Consider the set without 0: {1, 2, 3, 4, 5}. Each out of 5 elements of the set {1, 2, 3, 4, 5} has TWO options: either to be included in the subset or not, so total number of subsets of this set is 2^5=32. Now, each such set will be a subset of {0, 1, 2, 3, 4, 5} and won't include 0.

Dear Bunnel

I didnt understand this.

y didnt we take the set {1,2,3,4,5} into consideration and solve like the above qs? where did we get 2^5 from?

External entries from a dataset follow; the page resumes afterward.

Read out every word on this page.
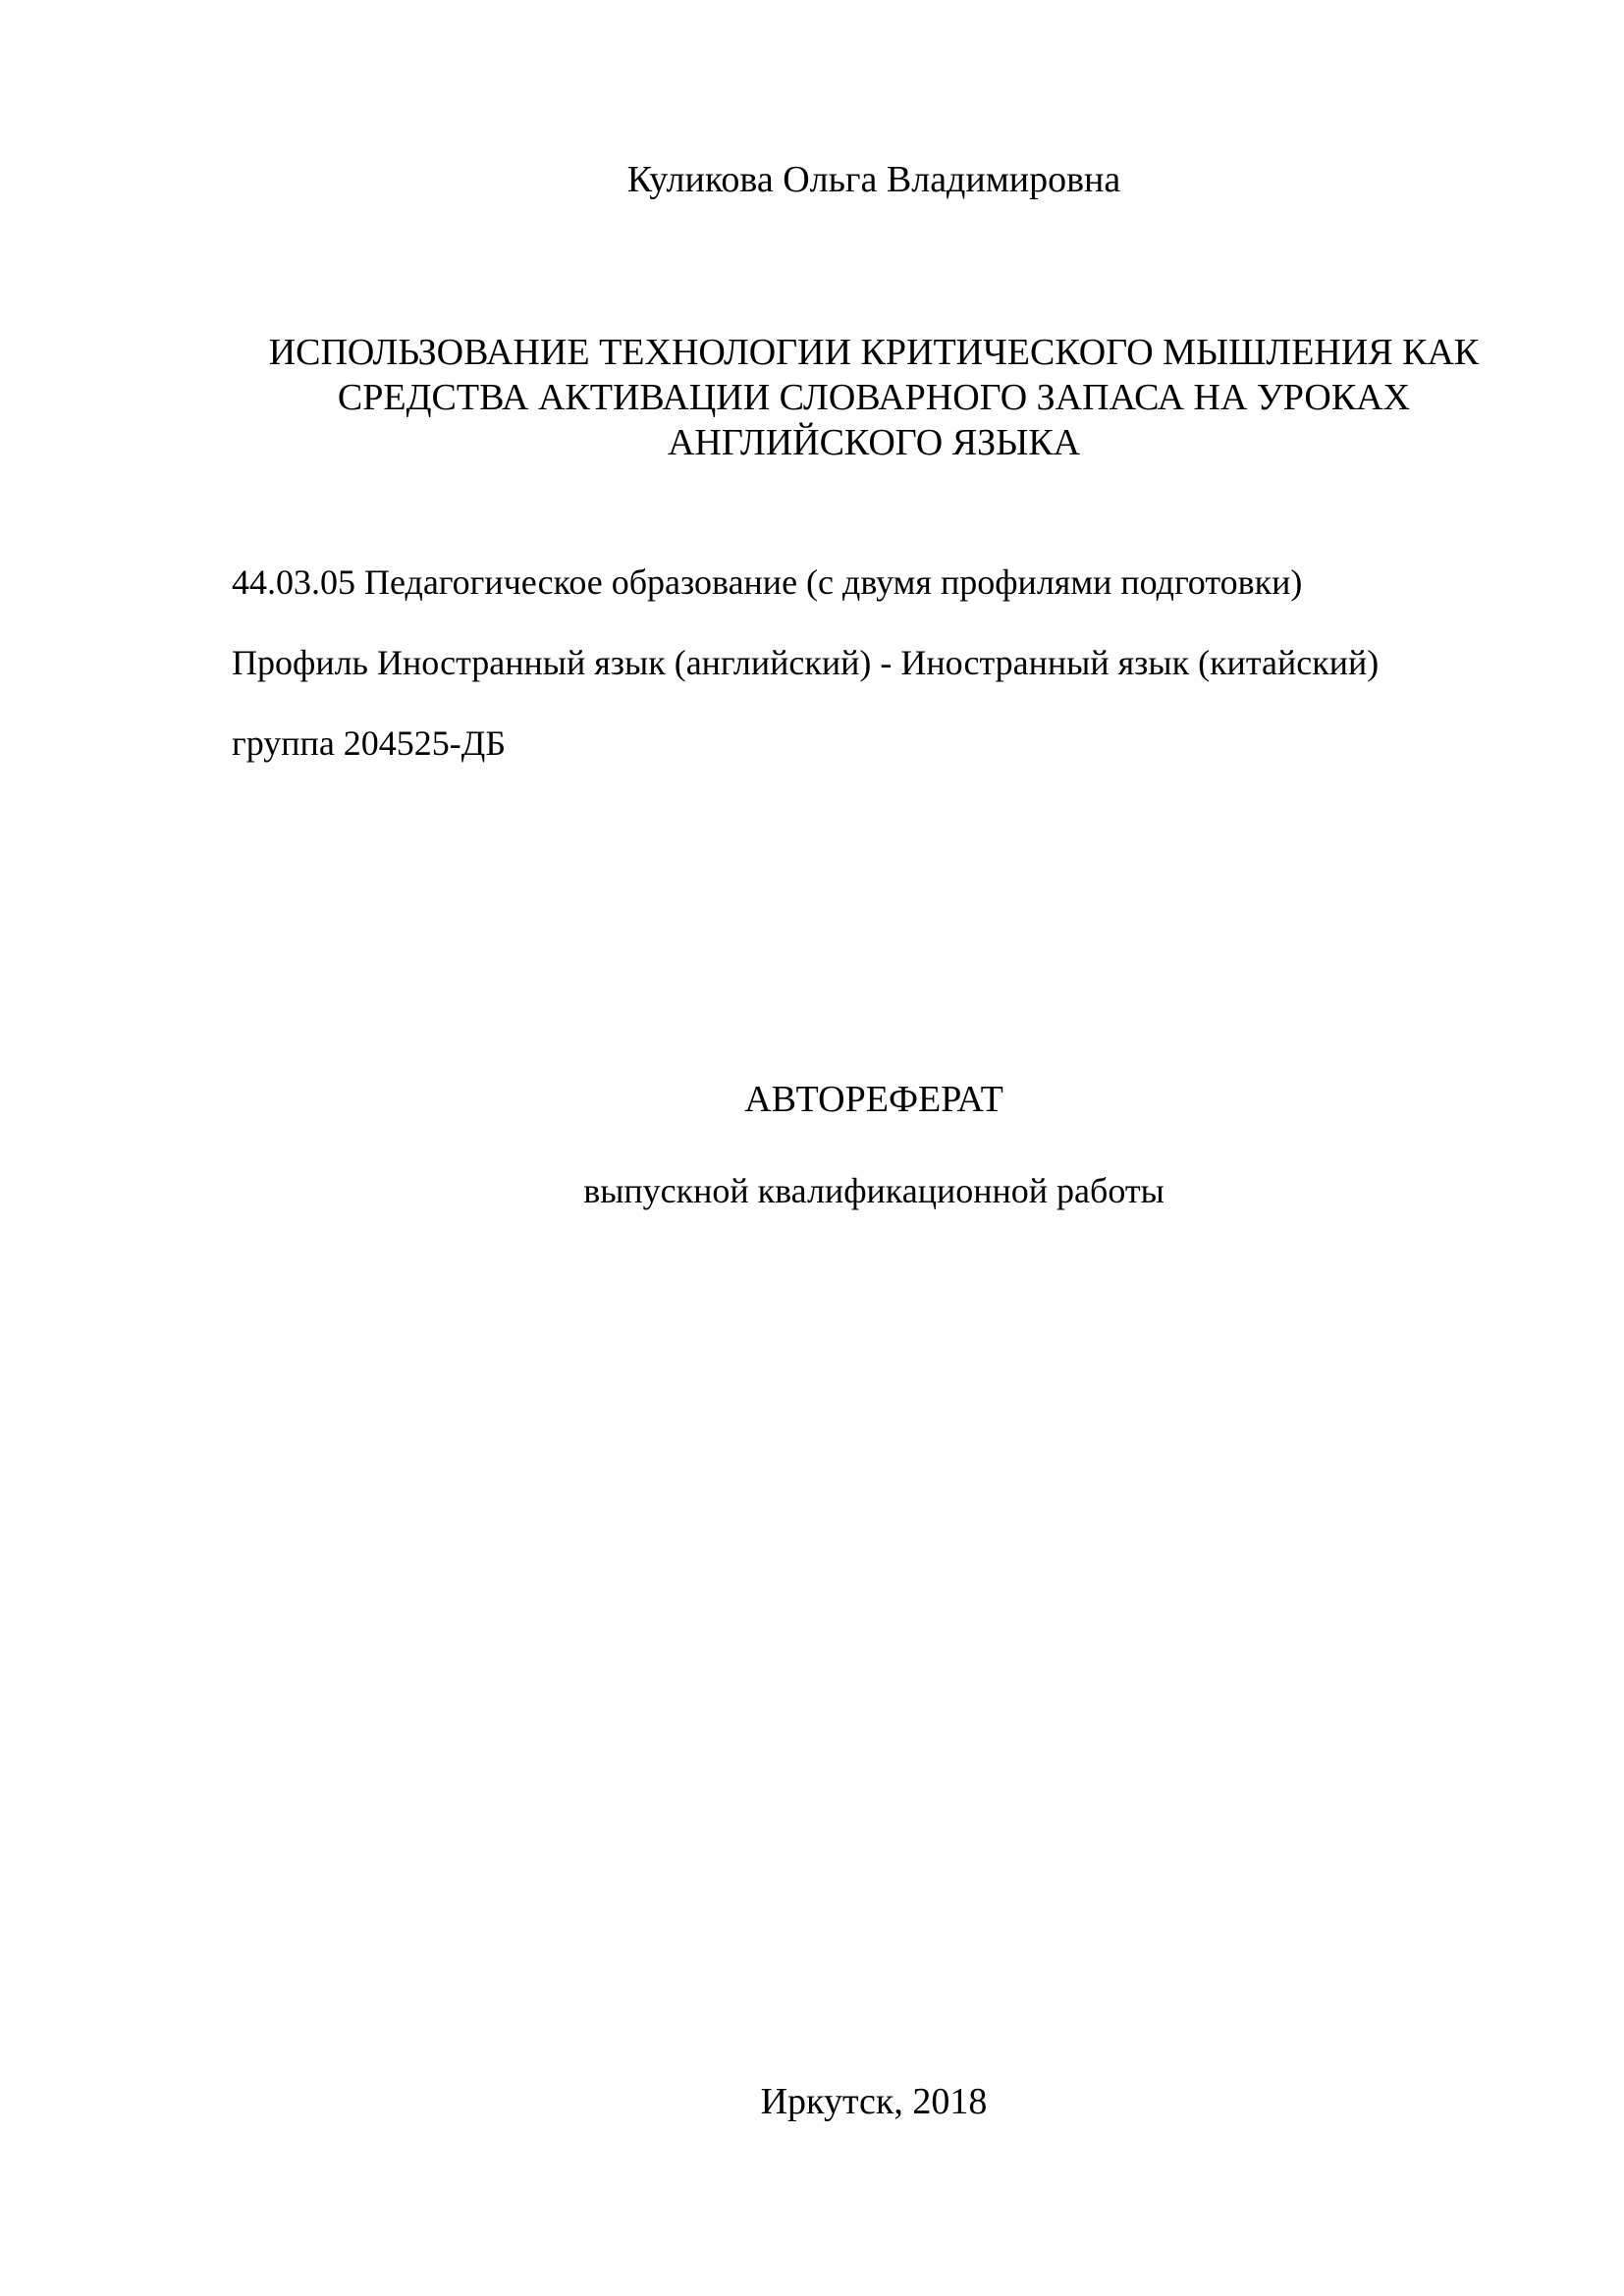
Куликова Ольга Владимировна
ИСПОЛЬЗОВАНИЕ ТЕХНОЛОГИИ КРИТИЧЕСКОГО МЫШЛЕНИЯ КАК
СРЕДСТВА АКТИВАЦИИ СЛОВАРНОГО ЗАПАСА НА УРОКАХ
АНГЛИЙСКОГО ЯЗЫКА
44.03.05 Педагогическое образование (с двумя профилями подготовки)
Профиль Иностранный язык (английский) - Иностранный язык (китайский)
группа 204525-ДБ
АВТОРЕФЕРАТ
выпускной квалификационной работы
Иркутск, 2018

What do you mean by the red part?

As for 2^5: the number of subsets of n-element set is 2^n, thus the number of subsets of 5-element set {1, 2, 3, 4, 5} is 2^5 (note that this includes an empty set as well as the original set {1, 2, 3, 4, 5}). Now, all subsets of {1, 2, 3, 4, 5} are the subsets of {0, 1, 2, 3, 4, 5} and does not include 0.

Does this make sense?

By red part i meant that y we havent solved it like we did the below qs:

2. Set S contains 7 different letters. How many subsets of set S, including an empty set, contain at most 3 letters?

A. 29
B. 56
C. 57
D. 63
E. 64

1 empty set;
C^1_7=7 sets with one element;
C^2_7=21 sets with two elements;
C^3_7=35 sets with three element.

Total 1+7+21+35=64 sets

y did 2^n come into qs 3 and not qs 2?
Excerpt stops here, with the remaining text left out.